WHEREAS, Spectral and the Employee desire to enter into a relationship whereby Spectral will employ the Employee, and the Employee will provide services as the President and Chief Operating Officer of Spectral pursuant to the terms and provisions contained herein;

 

NOW, THEREFORE, in consideration of the mutual promises set forth herein, Spectral and the Employee hereby agree as follows:

 

1. Services. The Employee agrees to provide to Spectral services in the capacity of Spectrals President and Chief Operating Officer (the Services). The Services will be those customarily performed by a president and chief operating officer for a company such as Spectral, and Employee shall be responsible for the day-to-day management of Spectral and the implementation of all policies and directives of Spectrals Board of Directors. The Employee will report directly to and be responsible to Spectrals Board of Directors. The Employee will perform the Services primarily at Spectrals office, and, if required in particular circumstances, from time to time at such other locations as the Board of Directors may reasonably request. The Employee shall perform the Services on a part-time basis during Spectrals normal business hours, spending a majority of his business time on Spectrals business.

 

2. Term. The term of this Agreement shall commence as of the April 22, 2005 and shall terminate on April 30, 2006, unless sooner terminated by the Employee or Spectral as set forth in Section 4 or 9 hereof.

 

3. Compensation.

 

3.1 Compensation. In consideration of the Services to be rendered hereunder, at such time as Spectral has raised at least $1.5 million of equity capital, Spectral shall pay the Employee a salary of $2,000 per month, effective immediately following Spectrals receipt of this equity capital; and at such time as Spectral has raised a cumulative total of at least $4.5 million of equity capital from its inception, Spectral shall increase Employees salary to $5,000 per month, effective immediately following Spectrals receipt of this equity capital.

 

3.2 Salary Payments.
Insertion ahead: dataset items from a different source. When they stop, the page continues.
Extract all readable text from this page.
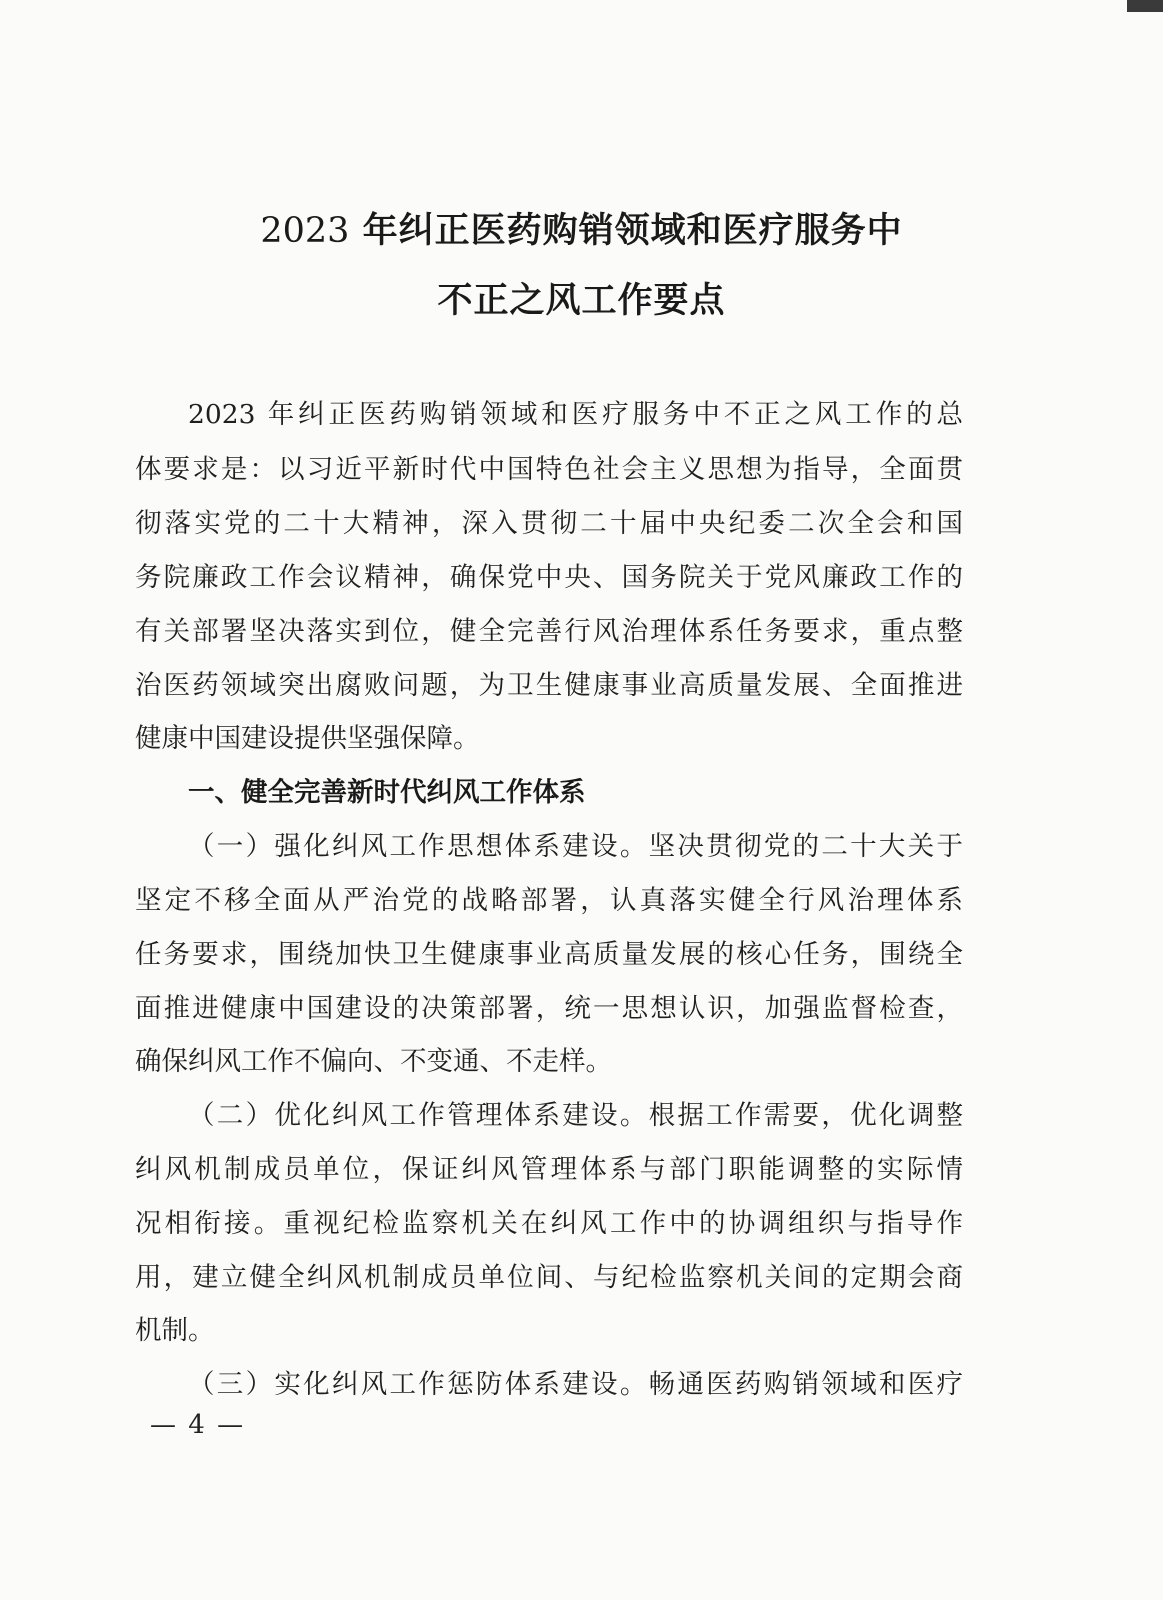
2023 年纠正医药购销领域和医疗服务中
不正之风工作要点
2023 年纠正医药购销领域和医疗服务中不正之风工作的总
体要求是：以习近平新时代中国特色社会主义思想为指导，全面贯
彻落实党的二十大精神，深入贯彻二十届中央纪委二次全会和国
务院廉政工作会议精神，确保党中央、国务院关于党风廉政工作的
有关部署坚决落实到位，健全完善行风治理体系任务要求，重点整
治医药领域突出腐败问题，为卫生健康事业高质量发展、全面推进
健康中国建设提供坚强保障。
一、健全完善新时代纠风工作体系
（一）强化纠风工作思想体系建设。坚决贯彻党的二十大关于
坚定不移全面从严治党的战略部署，认真落实健全行风治理体系
任务要求，围绕加快卫生健康事业高质量发展的核心任务，围绕全
面推进健康中国建设的决策部署，统一思想认识，加强监督检查，
确保纠风工作不偏向、不变通、不走样。
（二）优化纠风工作管理体系建设。根据工作需要，优化调整
纠风机制成员单位，保证纠风管理体系与部门职能调整的实际情
况相衔接。重视纪检监察机关在纠风工作中的协调组织与指导作
用，建立健全纠风机制成员单位间、与纪检监察机关间的定期会商
机制。
（三）实化纠风工作惩防体系建设。畅通医药购销领域和医疗
— 4 —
While this Agreement is in effect, Spectral will make all salary payments on the last day of each month and will withhold all income taxes, social security payments and other withholdings from each of the Employees paychecks and be responsible for making such payroll tax payments with respect to the Employee as required by applicable law. During the Term, Spectral will maintain workers compensation insurance for the benefit of the Employee, but will not be responsible for maintaining any health, disability or other insurance or benefits for the Employee. The salary provided for in Sections 3.1 and


3.2 and the option grant provided for by Section 4 shall be payment in full for all of the Services under this Agreement.

 

4. Stock Options. Employee shall receive a grant on the Effective Date of options to purchase 150,000 shares (based upon approximately 10,000,000 shares issued and outstanding, and proportionally adjusted for any splits and the like) of Spectral common stock, at an exercise price of $.35 per share (this exercise price reflecting the foregoing stock split to increase the outstanding shares of Spectrals common stock after its contemplated merger with a public company and financing). The options shall vest in four equal amounts quarterly, in advance, over the term of this Agreement (on May 1, 2005; August 1, 2005; November 1, 2005; and February 1, 2006), and shall provide for a seven-year exercise term.